Семнадцать лет назад биолог Гардер сделал любопытное открытие. И до него еще животноводы замечали странные повадки у некоторых животных: стремление поедать свой помет. Это считалось врожденным пороком. Но, оказывается, дело тут не в дурных привычках, а в физиологии. Когда Гардер отучил от скверной привычки подопытных мышей и морских свинок, они все умерли через две-три недели. Он установил, что в помете этих животных содержатся витаминизированные «пилюли» – цекотрофы. Их приготавливают бактерии в слепых кишках морских свинок, мышей, кроликов, зайцев, белок и многих других грызунов. Без цекотрофов, богатых, кроме витаминов, еще какими-то редкими веществами, животные не могут жить (кролики, правда, не умирают, но растут плохо). Цекотрофы образуются лишь в слепой кишке, а из нее попадают сразу в толстые кишки, и организм животного не успевает их усвоить. Лишь когда цекотрофы съедены, содержащиеся в них необходимые для жизни вещества поступают в кровь и ткани животного.

Пищеварение № 2 и № 3

При всех процессах, о которых только что шла речь, пища «варилась» вне клеток, внутри желудка и кишок. Поэтому и назвали такое пищеварение «полостным внеклеточным», или первым, пищеварением. Еще недавно думали, что первое есть и последнее пищеварение, кроме него другого нет.

Двести лет назад натуралисты Реомюр и Спалланцани положили кусочек мяса в пробирку и залили его желудочным соком. Мяса не стало: оно растворилось. Так, говорят, было открыто пищеварение. Повторяя их опыты, биологи еще в конце прошлого века заметили, что в пробирках, однако, пища переваривается в несколько десятков раз медленнее, чем в живом желудке и кишечнике. Хотя соки и ферменты были и там и тут одни и те же.

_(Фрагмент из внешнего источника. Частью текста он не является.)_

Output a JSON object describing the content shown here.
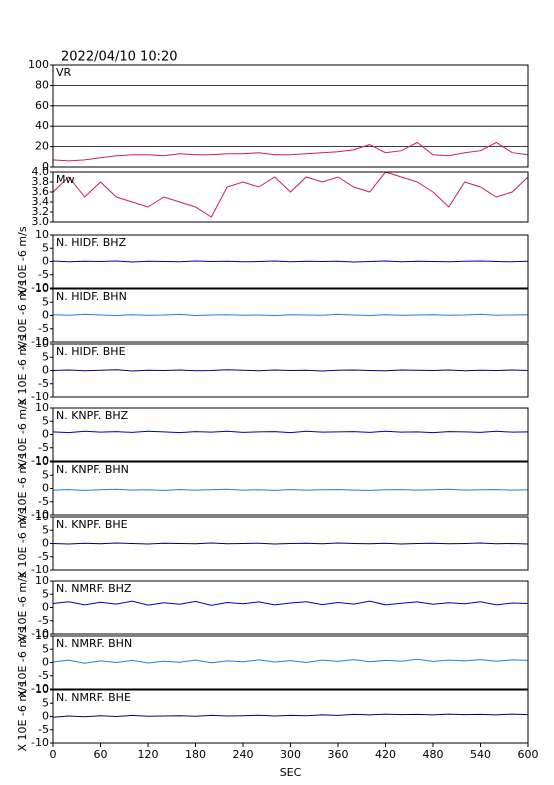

Думали сначала, что тут виной несовершенство техники пробирочного пищеварения. Но в наши дни техника шагнула так далеко вперед, что экспериментаторы могут «варить» пищу в лабораториях в таких же почти условиях, как это делает природа. Тут и необходимые ферменты, и перемешивание, и температура – словом, все, что нужно. Но, увы, результаты не те.

Тогда вспомнили про амебу, про лейкоциты и про то, что многие клетки сами умеют переваривать разные вещества и даже разных существ, которых в состоянии «проглотить». Это назвали фагоцитозом, а «охоту» клетки за нужными ей веществами – пиноцитозом.

Я о нем уже говорил: в клетке образуется углубление, оно замыкается в пузырек, или вакуоль. Вакуоль отрывается и уходит внутрь клетки вместе с захваченной в плен жидкостью и растворенными в ней веществами. И там за них принимаются клеточные органеллы лизосомы, растворяют их.

Фагоцитозную и пиноцитозную трапезы клеток назвали внутриклеточным, или вторым, пищеварением. Понятно, что, включившись в общее дело, клетки кишечника, пиноцитируя, значительно ускоряют пищеварение. А в пробирках нет живых клеток, поэтому оно там идет медленнее.

Однако и пиноцитоз всех темных мест пищеварения, всех непонятных его тайн не объясняет. И вот недавно, несколько лет назад, советский физиолог Александр Михайлович Уголев открыл третье пищеварение: пристеночное, или контактное.

Совершается оно на поверхности клеток, выстилающих внутренние стенки тонких кишок. Они сплошь поросли здесь мельчайшими ворсинками – их 200 миллионов на каждом квадратном сантиметре кишки! И в этих ворсиночных джунглях оседают всевозможные ферменты: получается своего рода пористый катализатор, вроде тех, с которым работают химики, и поэтому пищеварение в пристеночной зоне протекает в очень энергичном темпе. Бактериям же вход в зону ворсинок закрыт: они не могут туда пролезть, потому что значительно крупнее промежутков между ворсинками. Значит, третье пищеварение идет в условиях весьма стерильных. А первое не стерильно: бактерии деятельно ему помогают.